There are many scams which affect older members of the community but reports to the ACCC show investment scams and dating and romance scams account for half of the money lost by over 55’s in 2015.

Investment scams almost doubled in terms of the total amounts lost to just over $25.4 million. These scams pose a significant risk for Australians looking for investment opportunities, especially those looking to grow their retirement funds.

Dating and romance scams slipped to second in terms of reported loss but still accounted for almost $23 million in losses. These scams are successful because the scammer invests a great deal of time into building a trusting relationship which they ultimately use to defraud their victims.

Reducing scam victimisation is the shared responsibility of all Australians.  

Simple advice to avoid becoming a victim:

  • Do not let anyone pressure you into making decisions.

Scammers often try to create a sense of urgency so the recipient of the call will act impulsively. They do this through short deadlines, fake emergencies or threats of legal action.

  • Get a second opinion.

If someone is requesting money from you and you have any doubts, discuss it with a trusted and reliable third party.

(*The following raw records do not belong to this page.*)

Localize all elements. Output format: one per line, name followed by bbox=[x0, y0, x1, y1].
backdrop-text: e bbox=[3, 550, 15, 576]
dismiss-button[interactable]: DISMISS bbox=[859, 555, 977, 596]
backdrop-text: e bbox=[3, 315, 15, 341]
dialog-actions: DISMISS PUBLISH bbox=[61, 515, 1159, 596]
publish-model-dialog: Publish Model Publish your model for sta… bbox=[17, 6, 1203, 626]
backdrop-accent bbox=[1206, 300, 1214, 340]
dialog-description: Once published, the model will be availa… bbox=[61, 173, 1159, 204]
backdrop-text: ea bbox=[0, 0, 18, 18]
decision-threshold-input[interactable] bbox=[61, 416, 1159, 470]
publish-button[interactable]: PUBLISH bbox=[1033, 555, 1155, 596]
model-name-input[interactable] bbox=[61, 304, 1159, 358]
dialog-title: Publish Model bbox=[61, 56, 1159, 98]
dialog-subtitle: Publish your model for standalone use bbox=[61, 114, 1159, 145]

  • Investment opportunities.

Do not respond to emails and phone calls from strangers offering predictions on shares, investment tips, or investment advice. Always do your own research before you invest any money and check the company or scheme is licensed on ASIC's MoneySmart website.

  • Dating online.

Know who you’re dealing with. Don’t send money to someone you’ve never met in person. If someone approaches you on social media and you don’t know them, it may be a scam.

  • Cold call offering help with your computer.

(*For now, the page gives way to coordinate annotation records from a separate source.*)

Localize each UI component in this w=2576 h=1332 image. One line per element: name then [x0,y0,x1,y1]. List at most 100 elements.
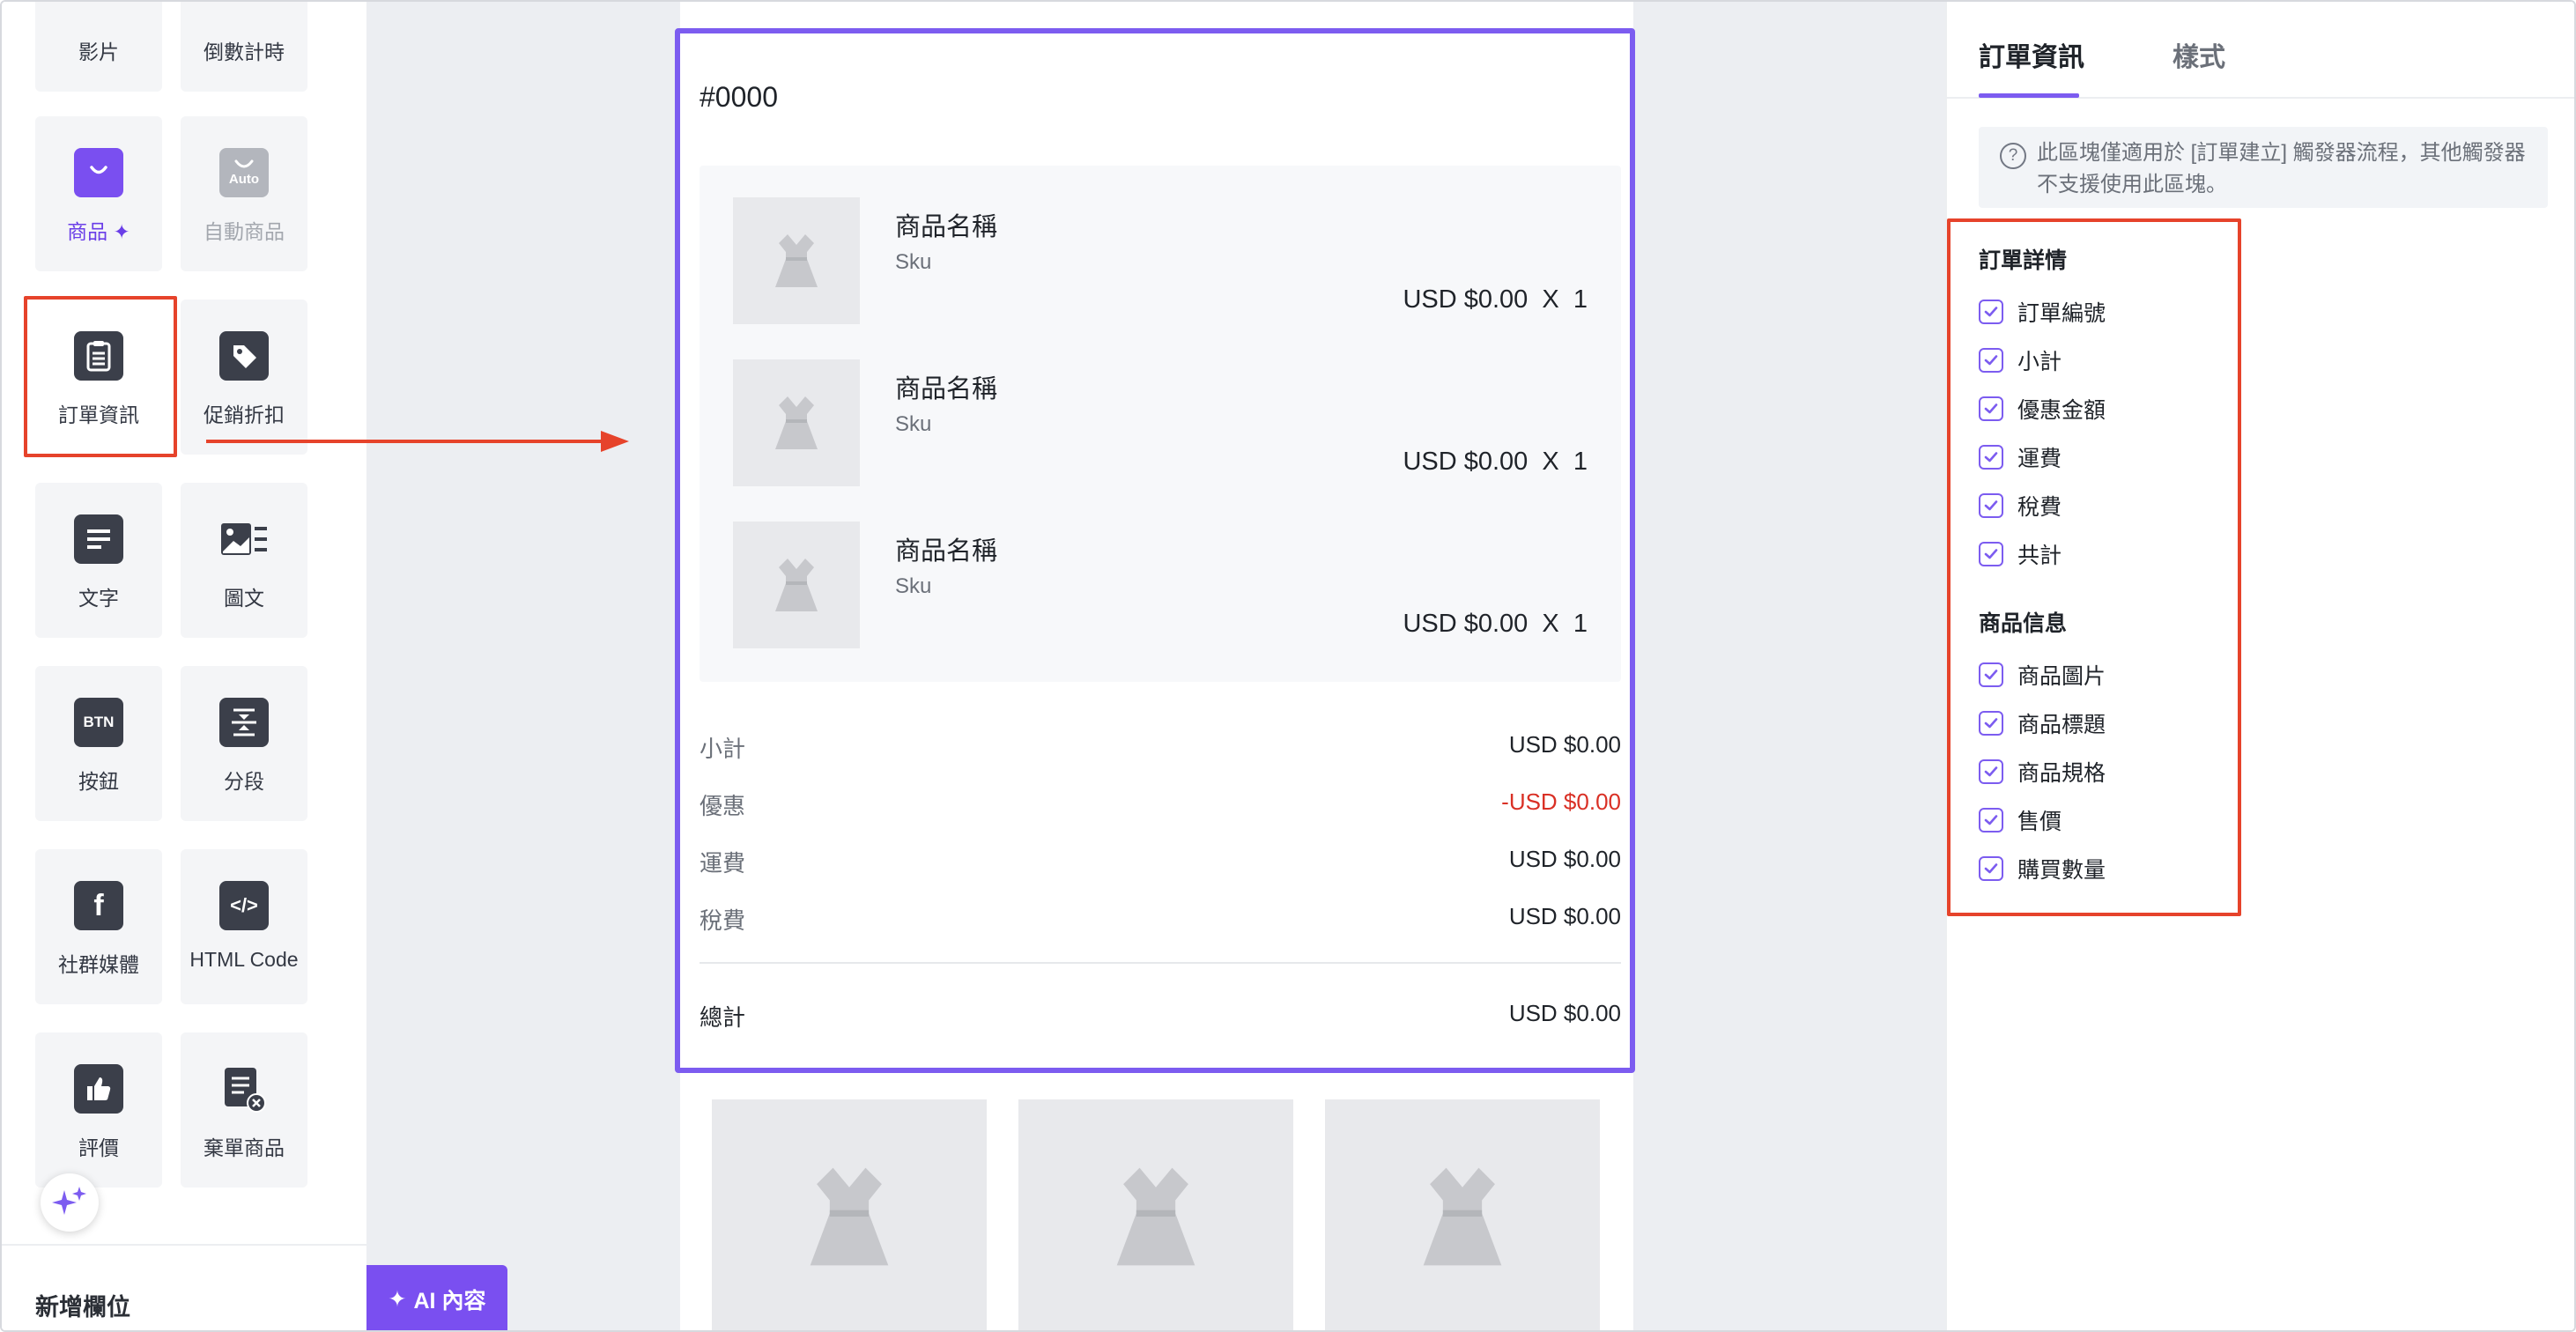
tile-button[interactable]: BTN 按鈕 [35,666,162,821]
auto-product-icon: Auto [219,148,269,197]
checkbox-checked[interactable] [1979,396,2003,421]
item-name: 商品名稱 [895,375,998,403]
option-shipping[interactable]: 運費 [1979,441,2062,473]
check-icon [1984,766,1998,777]
option-subtotal[interactable]: 小計 [1979,344,2062,376]
tile-label: 促銷折扣 [204,403,285,426]
highlight-box-order-info [24,296,177,457]
sparkle-icon [52,1187,86,1215]
summary-shipping: 運費 USD $0.00 [700,846,1621,881]
tile-label: 商品 ✦ [67,220,130,243]
tab-order-info[interactable]: 訂單資訊 [1979,35,2084,74]
checkbox-checked[interactable] [1979,445,2003,470]
tile-text[interactable]: 文字 [35,483,162,638]
check-icon [1984,815,1998,825]
dress-icon [1423,1167,1502,1266]
checkbox-checked[interactable] [1979,542,2003,566]
tile-social[interactable]: f 社群媒體 [35,849,162,1004]
option-sale-price[interactable]: 售價 [1979,804,2062,836]
tax-label: 稅費 [700,907,746,934]
check-icon [1984,403,1998,414]
item-sku: Sku [895,412,932,436]
dress-icon [775,559,818,611]
checkbox-checked[interactable] [1979,759,2003,784]
option-order-number[interactable]: 訂單編號 [1979,296,2106,328]
option-label: 購買數量 [2017,858,2106,883]
order-item: 商品名稱 Sku USD $0.00 X 1 [700,197,1621,359]
tile-video[interactable]: 影片 [35,2,162,92]
option-tax[interactable]: 稅費 [1979,490,2062,522]
tile-label: 圖文 [224,587,264,610]
option-quantity[interactable]: 購買數量 [1979,853,2106,884]
tile-countdown[interactable]: 倒數計時 [181,2,307,92]
summary-subtotal: 小計 USD $0.00 [700,731,1621,766]
block-palette: 影片 倒數計時 商品 ✦ Auto 自動商品 訂單資訊 促銷折扣 文字 圖文 B… [2,2,366,1330]
checkbox-checked[interactable] [1979,711,2003,736]
abandoned-list-icon [219,1064,269,1114]
tile-label: 分段 [224,770,264,793]
option-discount-amount[interactable]: 優惠金額 [1979,393,2106,425]
product-card [1325,1099,1600,1330]
check-icon [1984,670,1998,680]
tab-style[interactable]: 樣式 [2173,35,2225,74]
order-info-block[interactable]: #0000 商品名稱 Sku USD $0.00 X 1 商品名稱 Sku US… [675,28,1635,1073]
subtotal-value: USD $0.00 [1508,731,1621,758]
checkbox-checked[interactable] [1979,856,2003,881]
info-notice: ? 此區塊僅適用於 [訂單建立] 觸發器流程，其他觸發器不支援使用此區塊。 [1979,127,2548,208]
option-label: 商品規格 [2017,761,2106,786]
notice-text: 此區塊僅適用於 [訂單建立] 觸發器流程，其他觸發器不支援使用此區塊。 [2037,141,2526,196]
tile-abandoned-cart[interactable]: 棄單商品 [181,1032,307,1188]
option-label: 售價 [2017,810,2062,834]
option-label: 小計 [2017,350,2062,374]
option-product-image[interactable]: 商品圖片 [1979,659,2106,691]
item-sku: Sku [895,574,932,598]
discount-value: -USD $0.00 [1501,788,1621,815]
order-item: 商品名稱 Sku USD $0.00 X 1 [700,522,1621,684]
option-product-variant[interactable]: 商品規格 [1979,756,2106,788]
ai-assistant-button[interactable] [41,1173,99,1232]
product-card [712,1099,987,1330]
option-label: 商品圖片 [2017,664,2106,689]
item-price: USD $0.00 X 1 [1403,285,1588,314]
tile-image-text[interactable]: 圖文 [181,483,307,638]
tile-label: 棄單商品 [204,1136,285,1159]
tax-value: USD $0.00 [1508,903,1621,929]
tile-product[interactable]: 商品 ✦ [35,116,162,271]
thumbs-up-icon [74,1064,123,1114]
option-product-title[interactable]: 商品標題 [1979,707,2106,739]
tile-review[interactable]: 評價 [35,1032,162,1188]
tile-label: 文字 [78,587,119,610]
option-total[interactable]: 共計 [1979,538,2062,570]
checkbox-checked[interactable] [1979,493,2003,518]
tile-auto-product[interactable]: Auto 自動商品 [181,116,307,271]
tile-html-code[interactable]: </> HTML Code [181,849,307,1004]
ai-content-button[interactable]: ✦ AI 內容 [366,1265,507,1330]
option-label: 稅費 [2017,495,2062,520]
shipping-value: USD $0.00 [1508,846,1621,872]
dress-icon [810,1167,889,1266]
tile-label: 評價 [78,1136,119,1159]
subtotal-label: 小計 [700,736,746,762]
checkbox-checked[interactable] [1979,300,2003,324]
check-icon [1984,452,1998,462]
sparkle-icon: ✦ [113,220,130,243]
check-icon [1984,863,1998,874]
code-icon: </> [219,881,269,930]
checkbox-checked[interactable] [1979,348,2003,373]
summary-discount: 優惠 -USD $0.00 [700,788,1621,824]
check-icon [1984,500,1998,511]
dress-icon [1116,1167,1195,1266]
checkbox-checked[interactable] [1979,808,2003,832]
item-name: 商品名稱 [895,537,998,566]
product-image [733,359,860,486]
product-image [733,522,860,648]
checkbox-checked[interactable] [1979,662,2003,687]
total-value: USD $0.00 [1508,1000,1621,1026]
option-label: 商品標題 [2017,713,2106,737]
facebook-icon: f [74,881,123,930]
tile-label: 社群媒體 [58,953,139,976]
item-sku: Sku [895,250,932,274]
tile-divider[interactable]: 分段 [181,666,307,821]
discount-label: 優惠 [700,793,746,819]
tile-label: 按鈕 [78,770,119,793]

If you receive a call claiming to be from Microsoft, Telstra or anyone else telling you your computer has a problem, it is likely to be a scam. Never allow anyone to remotely log into your computer.

  • Government agency calling.

Government agencies will generally write to you if you are entitled to money. If somebody calls you claiming to be from the Government offering you unexpected money, be cautious. Get enough information on the organisation and the caller and then find independent contact details so you can check the legitimacy of what you have been told.

Keep wise

Obtaining information form reliable and trustworthy sources is the best way to protect yourself from scams.

Wise up to investment scams

As part of the Fraud Week 2016, ASIC has produced a podcast with Deputy Chair Peter Kell explaining how investment scams work, and how best to identify and avoid them.

Department of Commerce: Consumer Protection is a Member/Partner of the Taskforce and urges you to protect yourself against scams.